Calculations scribbled in Robert Race’s hand showing his use of two different nomenclatures for different kinds of calculation (top of page, and bottom of page). From Race, ‘Blood Group Research Unit papers,’ 7 February 1947, SA/BGU/C.1, Wellcome Library.
Project (2015-2016)

Blood Groups and the Rise of Human Genetics in the Mid-Twentieth Century

This project offered a new postwar history of human genetics, by examining how, in mid-twentieth century Britain, blood groups were made into objects for investigations into human heredity and diversity. It followed the collection of blood groups from communities around the world, the grouping of samples, their transformation into data, and their presentation as credible genetic knowledge. Archival sources, interviews, and published sources reveal the institutional infrastructures and community interactions through which geneticists acquired and exploited resources for research. Films, newspaper reports, pamphlets, and books for broader audiences revealed the careful management of popular understanding of genetic research.

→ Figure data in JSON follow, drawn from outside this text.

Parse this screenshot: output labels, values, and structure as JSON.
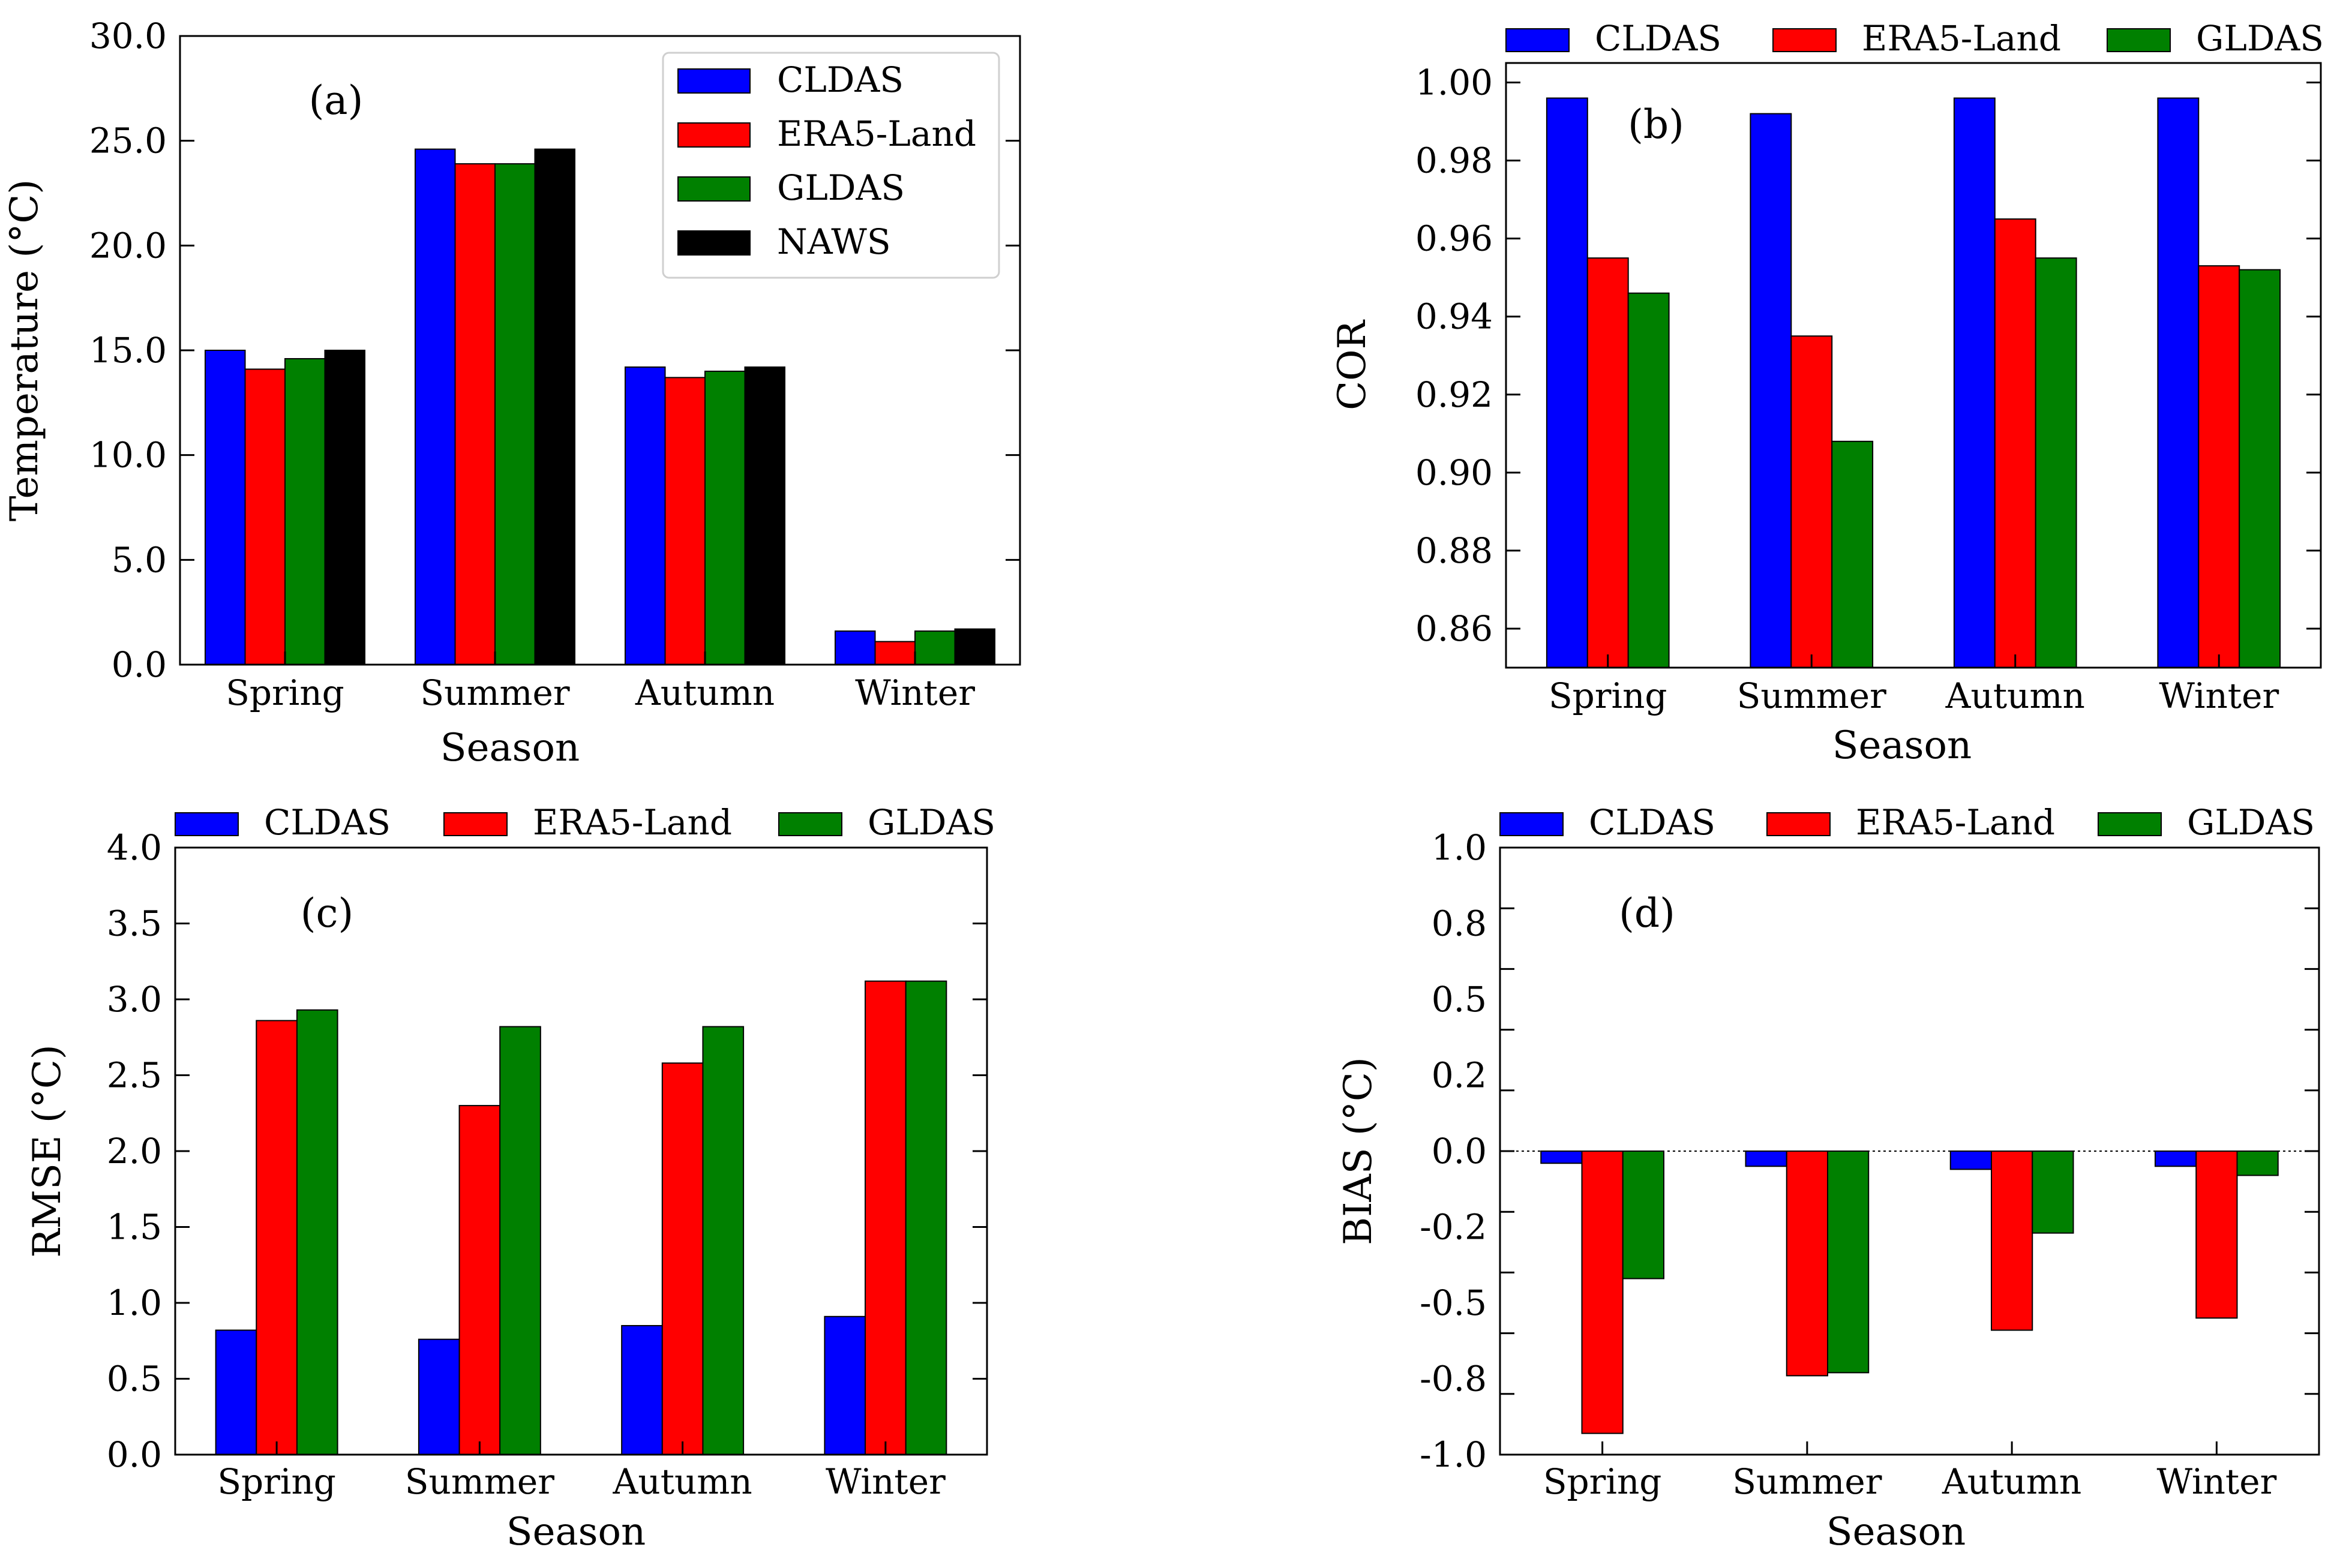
{
  "chart_data": [
    {
      "id": "a",
      "type": "bar",
      "panel_label": "(a)",
      "xlabel": "Season",
      "ylabel": "Temperature (°C)",
      "categories": [
        "Spring",
        "Summer",
        "Autumn",
        "Winter"
      ],
      "ylim": [
        0,
        30
      ],
      "yticks": [
        0,
        5,
        10,
        15,
        20,
        25,
        30
      ],
      "ytick_labels": [
        "0.0",
        "5.0",
        "10.0",
        "15.0",
        "20.0",
        "25.0",
        "30.0"
      ],
      "legend_position": "top-right-boxed",
      "series": [
        {
          "name": "CLDAS",
          "color": "#0000ff",
          "values": [
            15.0,
            24.6,
            14.2,
            1.6
          ]
        },
        {
          "name": "ERA5-Land",
          "color": "#ff0000",
          "values": [
            14.1,
            23.9,
            13.7,
            1.1
          ]
        },
        {
          "name": "GLDAS",
          "color": "#008000",
          "values": [
            14.6,
            23.9,
            14.0,
            1.6
          ]
        },
        {
          "name": "NAWS",
          "color": "#000000",
          "values": [
            15.0,
            24.6,
            14.2,
            1.7
          ]
        }
      ]
    },
    {
      "id": "b",
      "type": "bar",
      "panel_label": "(b)",
      "xlabel": "Season",
      "ylabel": "COR",
      "categories": [
        "Spring",
        "Summer",
        "Autumn",
        "Winter"
      ],
      "ylim": [
        0.85,
        1.005
      ],
      "yticks": [
        0.86,
        0.88,
        0.9,
        0.92,
        0.94,
        0.96,
        0.98,
        1.0
      ],
      "ytick_labels": [
        "0.86",
        "0.88",
        "0.90",
        "0.92",
        "0.94",
        "0.96",
        "0.98",
        "1.00"
      ],
      "legend_position": "top-outside",
      "series": [
        {
          "name": "CLDAS",
          "color": "#0000ff",
          "values": [
            0.996,
            0.992,
            0.996,
            0.996
          ]
        },
        {
          "name": "ERA5-Land",
          "color": "#ff0000",
          "values": [
            0.955,
            0.935,
            0.965,
            0.953
          ]
        },
        {
          "name": "GLDAS",
          "color": "#008000",
          "values": [
            0.946,
            0.908,
            0.955,
            0.952
          ]
        }
      ]
    },
    {
      "id": "c",
      "type": "bar",
      "panel_label": "(c)",
      "xlabel": "Season",
      "ylabel": "RMSE (°C)",
      "categories": [
        "Spring",
        "Summer",
        "Autumn",
        "Winter"
      ],
      "ylim": [
        0,
        4
      ],
      "yticks": [
        0,
        0.5,
        1,
        1.5,
        2,
        2.5,
        3,
        3.5,
        4
      ],
      "ytick_labels": [
        "0.0",
        "0.5",
        "1.0",
        "1.5",
        "2.0",
        "2.5",
        "3.0",
        "3.5",
        "4.0"
      ],
      "legend_position": "top-outside",
      "series": [
        {
          "name": "CLDAS",
          "color": "#0000ff",
          "values": [
            0.82,
            0.76,
            0.85,
            0.91
          ]
        },
        {
          "name": "ERA5-Land",
          "color": "#ff0000",
          "values": [
            2.86,
            2.3,
            2.58,
            3.12
          ]
        },
        {
          "name": "GLDAS",
          "color": "#008000",
          "values": [
            2.93,
            2.82,
            2.82,
            3.12
          ]
        }
      ]
    },
    {
      "id": "d",
      "type": "bar",
      "panel_label": "(d)",
      "xlabel": "Season",
      "ylabel": "BIAS (°C)",
      "categories": [
        "Spring",
        "Summer",
        "Autumn",
        "Winter"
      ],
      "ylim": [
        -1.0,
        1.0
      ],
      "yticks": [
        -1.0,
        -0.8,
        -0.6,
        -0.4,
        -0.2,
        0.0,
        0.2,
        0.4,
        0.6,
        0.8,
        1.0
      ],
      "ytick_labels": [
        "-1.0",
        "-0.8",
        "-0.5",
        "-0.2",
        "0.0",
        "0.2",
        "0.5",
        "0.8",
        "1.0"
      ],
      "ytick_label_values": [
        -1.0,
        -0.75,
        -0.5,
        -0.25,
        0.0,
        0.25,
        0.5,
        0.75,
        1.0
      ],
      "zero_line": true,
      "legend_position": "top-outside",
      "series": [
        {
          "name": "CLDAS",
          "color": "#0000ff",
          "values": [
            -0.04,
            -0.05,
            -0.06,
            -0.05
          ]
        },
        {
          "name": "ERA5-Land",
          "color": "#ff0000",
          "values": [
            -0.93,
            -0.74,
            -0.59,
            -0.55
          ]
        },
        {
          "name": "GLDAS",
          "color": "#008000",
          "values": [
            -0.42,
            -0.73,
            -0.27,
            -0.08
          ]
        }
      ]
    }
  ]
}
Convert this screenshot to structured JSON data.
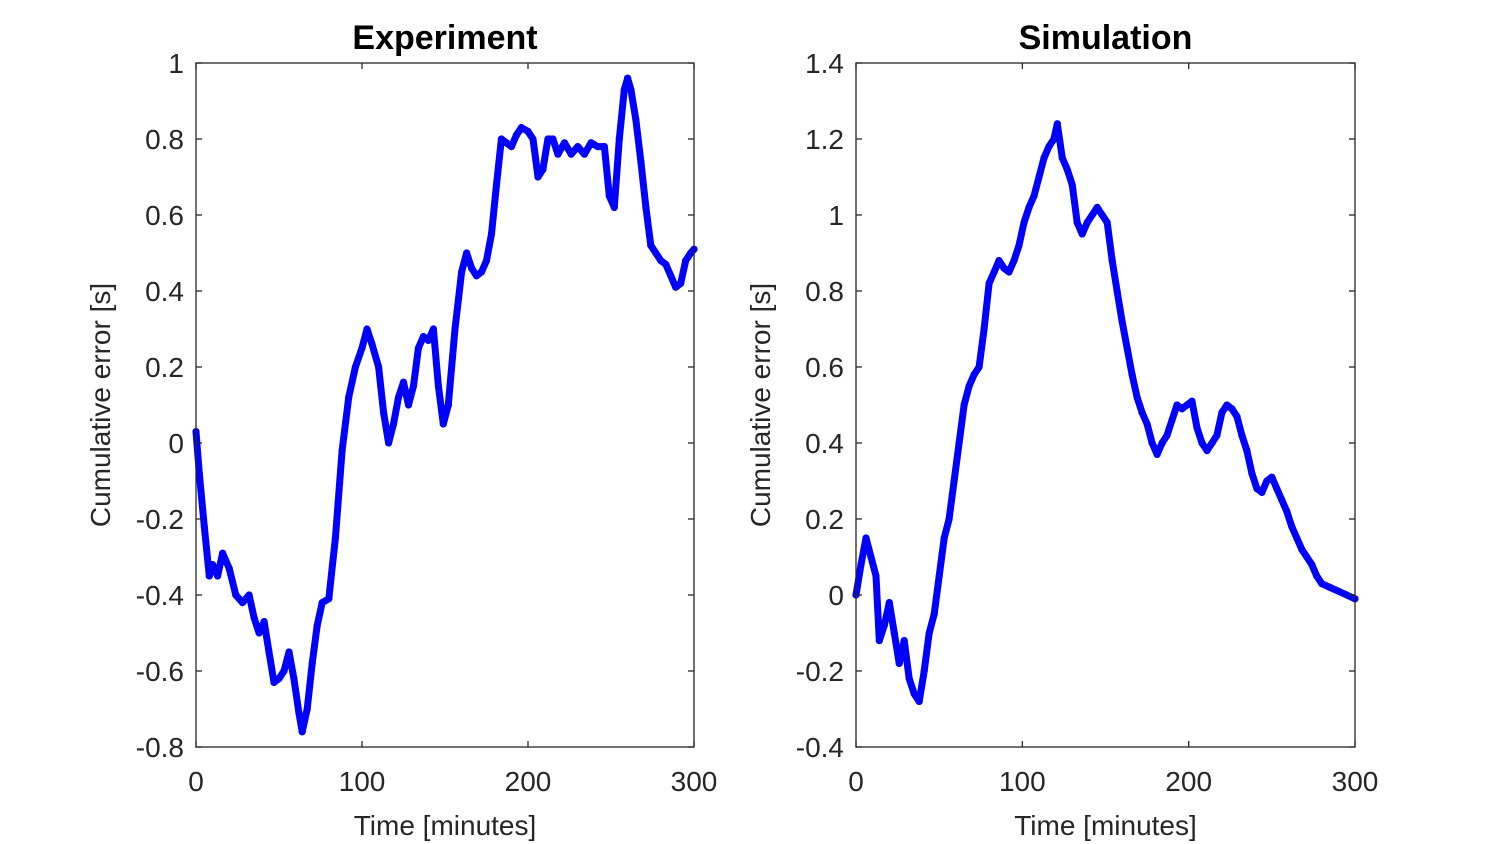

In early 1930s Britain a community of geneticists, including RA Fisher and JBS Haldane, promoted blood groups as having the potential to give the study of human heredity "a solidly objective foundation, under strict statistical control." Fisher and colleagues at the Cambridge Galton Serum Unit—especially Robert Race and Arthur Mourant—implemented this vision, the project shows, using the arrangements for large-scale blood transfusion set up early in World War II. After the war, Mourant became director of the Blood Group Reference Laboratory and Robert Race of the Blood Group Research Unit, both at the Lister Institute of public health in London. As well as standardizing antisera and investigating blood-grouping problems for the World Health Organization, these laboratories collected, analyzed, and published vast quantities of genetic data, making the Lister the global center for blood-group genetics.

Against a backdrop of intense international discussion about the meaning and scope of race science, many researchers including Mourant made blood group genetics exemplify a modern, ethically neutral, and "scientific" study of race. The project explored the ways in which blood groups were mobilized in political discourses both within the disciplines of genetics, anthropology, and geography, but also in relation to international efforts to reform the study of race.
 
Robert Race’s Blood Group Research Unit made use of its contacts with blood banks and hospitals around the world to obtain specimens of rare blood types and turned them into precious resources for the discovery and elucidation of rare new blood groups. Considering the value and uses of rare blood also brought into view the work done to annotate blood groups, antibodies, genes, and alleles, with individual, family, and racial identities.
 
This project also offered the first sustained analysis of the functions of nomenclatures in genetic research. For over a decade Robert Race and his colleagues were embroiled in a fierce dispute over the most appropriate nomenclatures used to denote the Rhesus blood groups. Doctors, pathologists, geneticists, and anthropologists around the world joined the debate. Jenny Bangham used this controversy—which is not fully resolved to this day—to think about the ways in which geneticists visualized and negotiated their objects of research, and how they communicated and collaborated with workers in other settings. Extending recent studies of relations between different media, she considered the material forms of nomenclatures, as they were jotted in notebooks, printed in journals, scribbled on blackboards, and spoken out loud.